Sa mère le trouva anormalement lymphatique, s’en inquiéta, l’exaspéra. Dieu merci, elle ne remarqua pas cependant qu’il avait déplacé le poster de Brigitte Auber. Il trônait désormais au dessus de son lit. De toute façon, qu’en aurait-elle déduit ? Sûrement pas ce qui occupait désormais ses pensées de tous les instants, les fameux coups d’œil jetés à la dérobée par l’inconnue vers la lecture de Jérémie. Il en émergea lentement, irrésistiblement, un projet qui le plongeait selon les circonstances dans un état d’esprit qui balançait entre l’exaltation et l’angoisse. L’exaltation fut la plus forte : il décida de le mettre à exécution, bref de prendre tous les risques. Il se sentait arrivé à une espèce de point de non retour. Il évoqua l’image, vue et revue dans les films d’action des années cinquante, du para qui s’encadre dans la porte d’un vieux DC3 après avoir accroché sa « S.A.O. ».  Bref, sa conscience lui cria « Go ! ».

A quoi devait aboutir ce véritable saut dans le vide ? Mais à confesser son trouble, bien sûr ! Au moins à essayer de le lui faire découvrir par petites touches en profitant des hasards qui la mettaient à ses côtés. Car le lui avouer carrément, il n’en était pas question, bien entendu. Et cela pour des tas de raisons : où, quand, comment ? Rien que d’y penser, il en était terrorisé. C’était le grand éclat de rire ou la paire de claques assurés. Il lui fallait  agir indirectement, utiliser une voie détournée pour faire passer son message. Or cette voie, il l’avait trouvée. Ou plutôt, c’était elle qui la lui avait bien involontairement fournie. C’était tout simplement le coup d’oeil qu’elle ne manquerait pas de jeter à nouveau à l’occasion (il en était certain) vers le livre ou le cahier qu’il n’oubliait jamais d’ouvrir  sur le plat de son  cartable. Il suffisait qu’au lieu de tomber sur « X » ou « Y », ou encore sur « Les réactions d’oxydoréduction »,  elle tombe  sur autre chose. Or, il avait eu une idée lumineuse. Il s’était souvenu que son oncle, à la rentrée, lui avait offert un recueil de citations littéraires datant des années trente, dégoté chez un bouquiniste du Quai de la Mégisserie. Un soir, son dîner vite expédié, sous prétexte de révisions qui, pour une fois, semblaient ne pas pouvoir  attendre, il sacrifia « Le Club des Chansonniers » sur Radio Luxembourg, ce qui intrigua beaucoup ses parents, et s’enferma dans sa chambre pour se plonger dans le livre en question, qui se révéla être en fait un véritable trésor. Ce qu’il y trouva le combla de bonheur. Son projet allait enfin pouvoir prendre forme. C’était la simplicité même! Il sortit de son cartable le cahier sur lequel il prenait des notes pendant les cours de français et l’ouvrit en plein milieu, dans sa position la plus stable, celle dans laquelle les pages n’ont pas tendance à tourner spontanément sous l’effet de la raideur de la reliure. Car il avait l’intention, à la première occasion,  de le garder bien ouvert, offert à sonregard couleur noisette, dont il ne doutais plus une seconde qu’il viendrait se poser sur ces petits carreaux auxquels il allait pouvoir, par grands auteurs interposés, évoquer et, pourquoi pas, confier, lui confier, la nature du bouleversement qui l’avait envahi depuis qu’elle avait fait irruption dans sa vie.
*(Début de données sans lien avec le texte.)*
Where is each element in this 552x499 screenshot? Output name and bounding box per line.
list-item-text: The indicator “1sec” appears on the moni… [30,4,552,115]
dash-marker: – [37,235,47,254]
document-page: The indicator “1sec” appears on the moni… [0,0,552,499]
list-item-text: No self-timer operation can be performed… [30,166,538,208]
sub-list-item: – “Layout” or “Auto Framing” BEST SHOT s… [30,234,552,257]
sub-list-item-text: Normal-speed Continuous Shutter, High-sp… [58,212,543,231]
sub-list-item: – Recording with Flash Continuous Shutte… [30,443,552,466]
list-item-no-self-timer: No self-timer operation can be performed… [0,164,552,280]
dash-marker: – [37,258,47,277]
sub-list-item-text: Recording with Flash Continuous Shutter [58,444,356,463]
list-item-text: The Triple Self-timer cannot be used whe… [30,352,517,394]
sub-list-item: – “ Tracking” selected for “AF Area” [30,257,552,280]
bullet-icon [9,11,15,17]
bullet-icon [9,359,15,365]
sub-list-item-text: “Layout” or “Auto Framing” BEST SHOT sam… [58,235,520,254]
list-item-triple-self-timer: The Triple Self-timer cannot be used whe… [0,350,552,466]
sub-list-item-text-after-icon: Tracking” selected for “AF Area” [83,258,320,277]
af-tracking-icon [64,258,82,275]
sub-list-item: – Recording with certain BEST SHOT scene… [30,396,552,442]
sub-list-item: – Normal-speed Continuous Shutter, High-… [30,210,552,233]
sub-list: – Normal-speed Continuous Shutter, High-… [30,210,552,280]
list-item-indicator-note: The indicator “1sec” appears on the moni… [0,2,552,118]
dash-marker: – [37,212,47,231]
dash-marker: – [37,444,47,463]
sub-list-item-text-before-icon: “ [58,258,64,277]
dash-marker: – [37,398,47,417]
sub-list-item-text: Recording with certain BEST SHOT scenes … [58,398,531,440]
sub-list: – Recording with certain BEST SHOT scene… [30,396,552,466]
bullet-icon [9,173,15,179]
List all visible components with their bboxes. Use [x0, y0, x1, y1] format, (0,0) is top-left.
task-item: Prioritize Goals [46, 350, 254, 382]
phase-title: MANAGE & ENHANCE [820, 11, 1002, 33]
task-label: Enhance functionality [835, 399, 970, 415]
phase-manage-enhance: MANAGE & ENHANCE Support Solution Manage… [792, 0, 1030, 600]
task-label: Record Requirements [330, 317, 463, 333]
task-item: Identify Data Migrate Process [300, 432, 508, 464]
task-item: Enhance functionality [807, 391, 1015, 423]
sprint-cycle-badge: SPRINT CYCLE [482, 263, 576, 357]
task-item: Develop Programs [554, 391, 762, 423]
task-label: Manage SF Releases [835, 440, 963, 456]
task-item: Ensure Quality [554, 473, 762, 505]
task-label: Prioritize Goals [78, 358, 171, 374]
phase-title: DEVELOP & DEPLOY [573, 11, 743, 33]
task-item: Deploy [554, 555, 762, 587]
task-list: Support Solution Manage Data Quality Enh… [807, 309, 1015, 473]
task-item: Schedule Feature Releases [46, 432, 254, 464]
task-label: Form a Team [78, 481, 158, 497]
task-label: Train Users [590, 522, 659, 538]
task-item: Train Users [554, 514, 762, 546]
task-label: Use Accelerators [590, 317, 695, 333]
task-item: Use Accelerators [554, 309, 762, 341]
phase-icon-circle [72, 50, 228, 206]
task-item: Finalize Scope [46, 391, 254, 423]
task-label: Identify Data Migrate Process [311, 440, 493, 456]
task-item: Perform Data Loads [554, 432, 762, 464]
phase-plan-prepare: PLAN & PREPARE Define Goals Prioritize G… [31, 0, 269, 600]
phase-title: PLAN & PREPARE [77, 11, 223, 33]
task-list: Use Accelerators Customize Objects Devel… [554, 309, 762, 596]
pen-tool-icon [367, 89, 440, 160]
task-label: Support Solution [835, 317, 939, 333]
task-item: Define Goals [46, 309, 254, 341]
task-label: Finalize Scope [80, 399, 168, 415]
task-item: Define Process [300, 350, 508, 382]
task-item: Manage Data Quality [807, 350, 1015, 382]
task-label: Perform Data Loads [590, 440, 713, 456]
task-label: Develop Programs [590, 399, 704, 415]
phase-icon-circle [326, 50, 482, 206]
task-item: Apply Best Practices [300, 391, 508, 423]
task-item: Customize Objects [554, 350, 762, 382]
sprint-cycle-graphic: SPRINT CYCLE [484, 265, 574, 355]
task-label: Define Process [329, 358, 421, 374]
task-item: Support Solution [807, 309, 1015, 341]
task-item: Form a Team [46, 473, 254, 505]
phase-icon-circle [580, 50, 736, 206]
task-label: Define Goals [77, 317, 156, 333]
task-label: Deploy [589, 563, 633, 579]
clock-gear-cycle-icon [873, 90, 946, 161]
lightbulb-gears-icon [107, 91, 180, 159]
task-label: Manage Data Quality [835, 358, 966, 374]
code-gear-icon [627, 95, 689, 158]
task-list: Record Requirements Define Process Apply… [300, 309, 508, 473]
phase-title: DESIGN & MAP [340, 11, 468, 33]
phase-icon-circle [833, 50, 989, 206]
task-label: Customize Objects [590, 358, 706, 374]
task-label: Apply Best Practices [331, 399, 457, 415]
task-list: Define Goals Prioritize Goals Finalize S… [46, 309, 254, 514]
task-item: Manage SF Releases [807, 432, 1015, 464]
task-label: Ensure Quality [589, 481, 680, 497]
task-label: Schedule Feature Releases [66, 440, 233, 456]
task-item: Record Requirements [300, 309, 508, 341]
Il se plongea avec excitation dans le recueil et décida de frapper un grand coup en faisant appel, d’entrée de jeu, aux plus grands. Victor Hugo d’abord, bien sûr, dont il choisit trois « perles », qu’il entreprit de recopier avec application, en gros caractères, bien séparée les unes des autres :

« Naît-on deux fois ? Oui. La première fois, le jour où l’on naît à la vie ; la seconde fois, le jour où l’on naît à l’amour. »      

            « La liberté d’aimer n’est pas moins sacrée que la liberté de penser. » 

« L’amour, panique de la raison, se communique par le frisson. »

On doit à la vérité de dire qu’il hésita un long moment devant la troisième dont le texte lui semblait particulièrement audacieux. Aussi décida-t-il d’en tempérer la hardiesse en le faisant suivre par ce clin d’œil plus badin de Jules Renard :

« Un court moment passé avec une personne que l’on aime et que l’on ne voit pas souvent, on pourrait dire : c’est un court moment dont on savoure le souvenir longtemps. » 

            Qu’il jugea bon cependant d’équilibrer en terminant  par ce constat amer de Musset :

« On est souvent trompé en amour, souvent blessé et souvent malheureux ; mais on aime. »

Et il décida prudemment de garder Verlaine et Baudelaire pour plus tard.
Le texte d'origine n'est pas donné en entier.